第一次主動給羅打電話。不喜歡一個所謂的朋友,好奇地探究我的心情。但是希望能有個人,安靜地陪伴著渡過難關。在心裡壓抑了這麼久,再見到羅,依然無言。我們去了一個據說很靈驗的廟裡求籤。天氣非常炎熱,羅滿臉是汗。我們一直坐車趕到郊外。在陰暗幽涼的寺廟裡,我再次想到宿命。門外明亮的陽光燦爛,湖光山色,空闊自由。雖然不知道追尋的生活會在何處,但是總是要不斷前行。求完籤後,我把那張寫著詩句的白紙燒掉了。羅和我一起,去田野裡散步。我們看到純藍的天空和湖水,大片開出美麗花朵的棉花,散發出清香的橘子樹和蔓延的浮萍。

我們不斷地聊天。我對羅說,我很喜歡飛機起飛的那個時刻,加速的暈眩裡心裡有無限歡喜。羅看著我,他的眼光突然疼痛。

中午的時候,我們去菜場買菜,然後借我喜歡的恐怖片。羅在廚房裡做飯,我看著看著又睡著了。迷糊中突然渾身出汗,覺得自己是一個人在異鄉的房間裡醒來,遠離父母,生活奔波流離,也不再見到曾經愛過的人。已經光線黯淡的房間裡,忍不住掉淚。羅在房門外默默地站了一會,然後走開。
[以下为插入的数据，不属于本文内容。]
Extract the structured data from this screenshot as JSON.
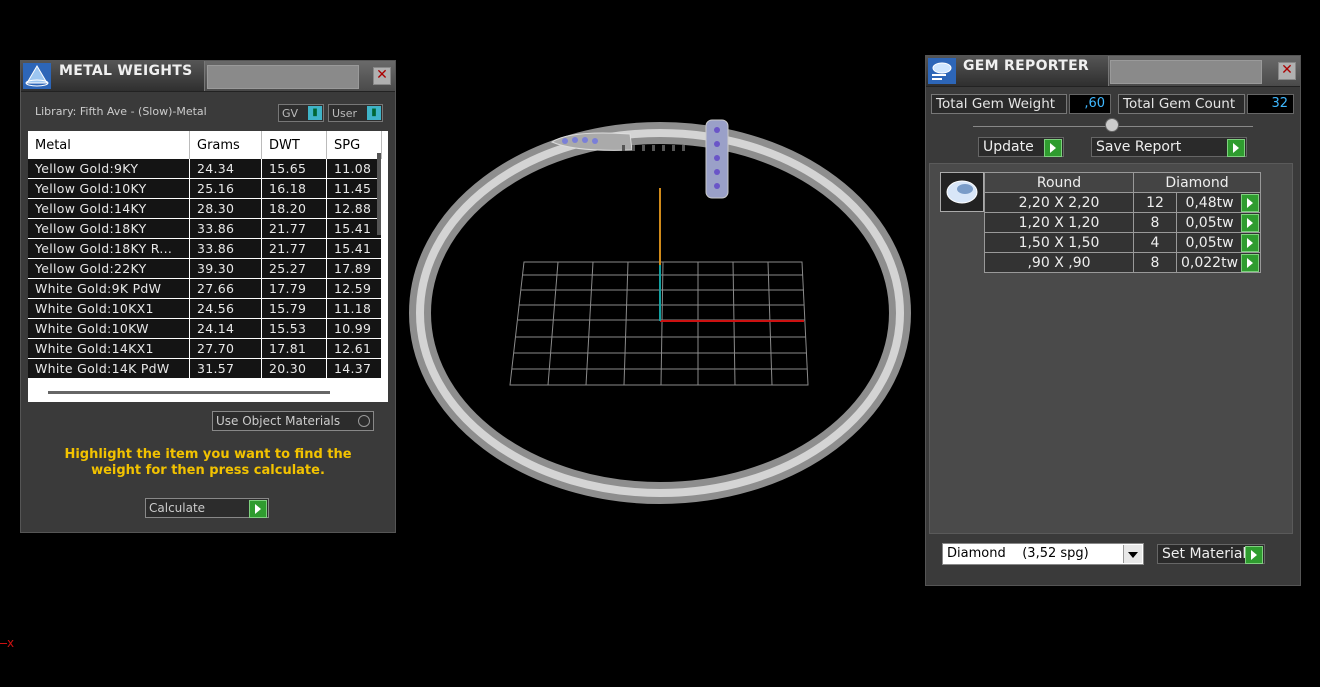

兩個人安靜地吃晚飯。羅的妻子和女兒打電話過來,羅用溫和忍耐的語氣應對。一個男人獨自在異鄉孤獨生活,靠工作來麻醉自己。我記得他電話裡的哭泣,在情緒崩潰的時候,羅也許手足無措。但我不知道該如何安慰,所以只能沉默相對。我勸他,不如離婚,重新開始生活。羅說,算了。

他擺了擺手。他說,只要在工作,他就不會被內心的孤獨感摧毀。他說,他抗爭了很久,已經累了不象我。我還年輕。有大把的時間。

空蕩蕩的房間,一個人的生活。孤獨象空氣無從逃避。羅的眼神一貫憂鬱。而我,我只是懼怕生活的麻木把我淹沒。只能一次次奮力地躍出海面,尋求呼吸。寧可被捕捉。不願意被窒息。

送我回家的途中,下起很大的雨。秋天的寒意一天天加深。是我喜歡的季節。大雨中,我們走過黑暗的巷子去大路上攔計程車。雨水冰涼。羅說,答應我不要一個人走。我說不會,會有人接或會有人送。很多東西都不能帶走。但會記得帶上那幾盤德國CD。不管我在哪一個城市。

你走了以後也許我也該離開這個城市了。羅在夜色中安靜的聲音。我說,去哪裡。羅無言。然後他說,你送我的手套我一直都沒有用。一生都不會用它。

坐在TAXI裡面,羅隔著玻璃窗對我擺手。雨水模糊了他的面容。我安靜地看了他1分鐘。然後用淡然的口吻叫司機開車。

16。交換

那年他19歲,在阿姨家裡度過他唯一的一次南方假期。

她是鄰居的女孩。繼母對她不好。他第一次見到她。她穿著一條髒髒的白色棉布裙子,臉上有紅腫的手指印,滿臉淚水卻神情冷漠。他蹲在她的面前,他說,你喜歡小狗嗎。他把自己撿來的一條白色小狗放在竹籃裡給她看。

他說,你笑一笑,我就把它送給你。

他給了她一段快樂溫暖的時光。帶她去釣魚,捉蝴蝶,看著她的笑容爛漫無邪。

她生日的那天,他帶她去逛夜市,送給她一枚紅色的蝴蝶髮夾。他說,你要相信自己,有一天,你會象一隻蝴蝶一樣,飛到自己想去的地方。

一個月後,他動身去北方。在火車站裡,她抱著小狗不肯離開。喧囂的站臺上,他把頭探到車窗外向她揮手。她踮著腳,認真地問他,如果我長大以後,我可不可以嫁你。火車已經開動。他微笑著哄她高興,他說,可以。然後火車駛出了南方的小站,她孤單地跟著火車奔跑,終於追不上。那一年,她是8歲。

一直到他大學畢業,開始上班,他沒有再回到過南方。她始終寫信給他。從小學生的稚嫩字型開始。一筆一劃地告訴他,她和小狗的生活。他從來不回信,只在她生日和新年的時候,寄給她漂亮的卡片。上面寫著祝小乖和小藍健康快樂。小乖是狗的名字,藍是她的名字。

3年以後,小乖生病死去。她在信裡對他說,小乖已經離開我,但我心裡的希望還在。雖然我知道我不會有蝴蝶的翅膀,可是一定會去自己想去的地方。

初中畢業的假期,她告訴他她要去北京。他們整整七年沒有相見。

他在火車站裡等她。從擁擠人群裡出現的15歲女孩,穿著白色的棉布裙子,黑色的眼睛灼然明亮。